La crescita dei modelli di intelligenza artificiale generativa, infatti, porta con sé grandi opportunità ma anche interrogativi concreti. Tra questi ci sono la gestione dei dati, la prevenzione di usi impropri, la protezione degli utenti e la capacità di individuare eventuali vulnerabilità prima che possano diventare un problema più ampio.
Sicurezza informatica e controllo dei nuovi modelli
Il tema della sicurezza informatica è uno degli aspetti più delicati nello sviluppo dei sistemi di intelligenza artificiale. Un modello avanzato come ChatGpt può essere utilizzato per molte attività utili, dalla produttività alla ricerca, dalla scrittura alla programmazione, ma proprio per questo richiede controlli attenti.
La Commissione sembra voler seguire da vicino non solo il funzionamento tecnico del nuovo modello, ma anche le sue possibili implicazioni operative. L’obiettivo è comprendere se esistano rischi specifici e se possano essere affrontati in modo preventivo, prima della piena diffusione o durante le fasi di rilascio.
Il possibile accesso al modello
Tra i punti in discussione c’è il cosiddetto potenziale accesso al modello. Questa espressione indica la possibilità che la Commissione possa analizzare direttamente il nuovo sistema, o comunque ricevere elementi sufficienti per verificarne il comportamento in determinati contesti.
Non si tratta soltanto di una questione tecnica.
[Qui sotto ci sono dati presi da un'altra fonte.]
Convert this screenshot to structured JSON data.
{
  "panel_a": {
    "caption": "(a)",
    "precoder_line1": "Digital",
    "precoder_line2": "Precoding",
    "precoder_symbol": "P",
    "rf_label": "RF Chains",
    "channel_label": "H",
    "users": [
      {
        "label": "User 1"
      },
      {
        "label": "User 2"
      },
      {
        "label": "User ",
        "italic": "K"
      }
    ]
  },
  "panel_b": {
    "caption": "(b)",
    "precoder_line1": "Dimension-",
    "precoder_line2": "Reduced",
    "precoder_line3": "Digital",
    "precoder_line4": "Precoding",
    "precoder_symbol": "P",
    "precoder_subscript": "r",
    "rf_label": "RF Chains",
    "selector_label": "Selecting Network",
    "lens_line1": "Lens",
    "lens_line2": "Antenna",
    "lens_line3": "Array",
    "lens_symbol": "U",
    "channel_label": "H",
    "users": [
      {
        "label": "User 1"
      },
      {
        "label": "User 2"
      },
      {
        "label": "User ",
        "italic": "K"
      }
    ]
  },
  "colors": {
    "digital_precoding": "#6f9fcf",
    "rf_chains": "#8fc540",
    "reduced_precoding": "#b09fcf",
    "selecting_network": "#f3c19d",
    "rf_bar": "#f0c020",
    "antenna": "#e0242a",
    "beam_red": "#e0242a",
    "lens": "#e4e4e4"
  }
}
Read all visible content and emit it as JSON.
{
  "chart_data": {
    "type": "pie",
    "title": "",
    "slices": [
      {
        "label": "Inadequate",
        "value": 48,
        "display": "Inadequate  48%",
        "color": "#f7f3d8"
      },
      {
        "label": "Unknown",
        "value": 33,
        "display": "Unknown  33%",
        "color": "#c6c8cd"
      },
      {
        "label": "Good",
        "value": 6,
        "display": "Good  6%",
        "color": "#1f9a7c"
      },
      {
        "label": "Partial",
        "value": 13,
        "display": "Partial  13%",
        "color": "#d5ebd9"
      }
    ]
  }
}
L’accesso a un modello di intelligenza artificiale può diventare uno strumento importante per valutare la conformità alle regole europee, verificare i livelli di sicurezza dichiarati e comprendere se le misure adottate siano adeguate rispetto ai rischi.
Un rapporto sempre più stretto tra tecnologia e regolazione
Il dialogo tra OpenAI e la Commissione Ue conferma un dato ormai evidente, l’intelligenza artificiale non è più soltanto una questione industriale o scientifica. È diventata anche un tema politico, normativo e sociale.
L’Europa sta cercando di costruire un equilibrio tra innovazione e tutela dei cittadini. Da una parte c’è la necessità di non frenare lo sviluppo tecnologico, dall’altra c’è il bisogno di garantire che strumenti così potenti vengano progettati e utilizzati con criteri di sicurezza, responsabilità e controllo.
Un passaggio importante per la fiducia degli utenti
La disponibilità di OpenAI al confronto può essere letta come un segnale importante anche per gli utenti finali. Quando un modello di intelligenza artificiale viene sottoposto a una maggiore attenzione istituzionale, aumenta la possibilità di individuare criticità, correggere problemi e rafforzare le misure di protezione.
Naturalmente, le discussioni sono ancora in corso e non è possibile sapere quali saranno i prossimi passaggi concreti. Tuttavia, il fatto che Commissione e azienda stiano dialogando direttamente sul nuovo modello rappresenta un elemento significativo nel rapporto tra grandi piattaforme tecnologiche e istituzioni pubbliche.
L’intelligenza artificiale entra in una fase più matura
Il caso conferma che l’intelligenza artificiale sta entrando in una fase più matura, nella quale non basta più presentare modelli sempre più potenti. Servono anche garanzie, verifiche, procedure di controllo e un confronto costante con le autorità competenti.
Per OpenAI, la trasparenza può diventare un modo per consolidare la propria credibilità. Per la Commissione europea, invece, il dialogo rappresenta un’occasione per monitorare da vicino l’evoluzione di una tecnologia destinata a incidere sempre di più sulla vita digitale, sul lavoro, sulla sicurezza e sull’informazione.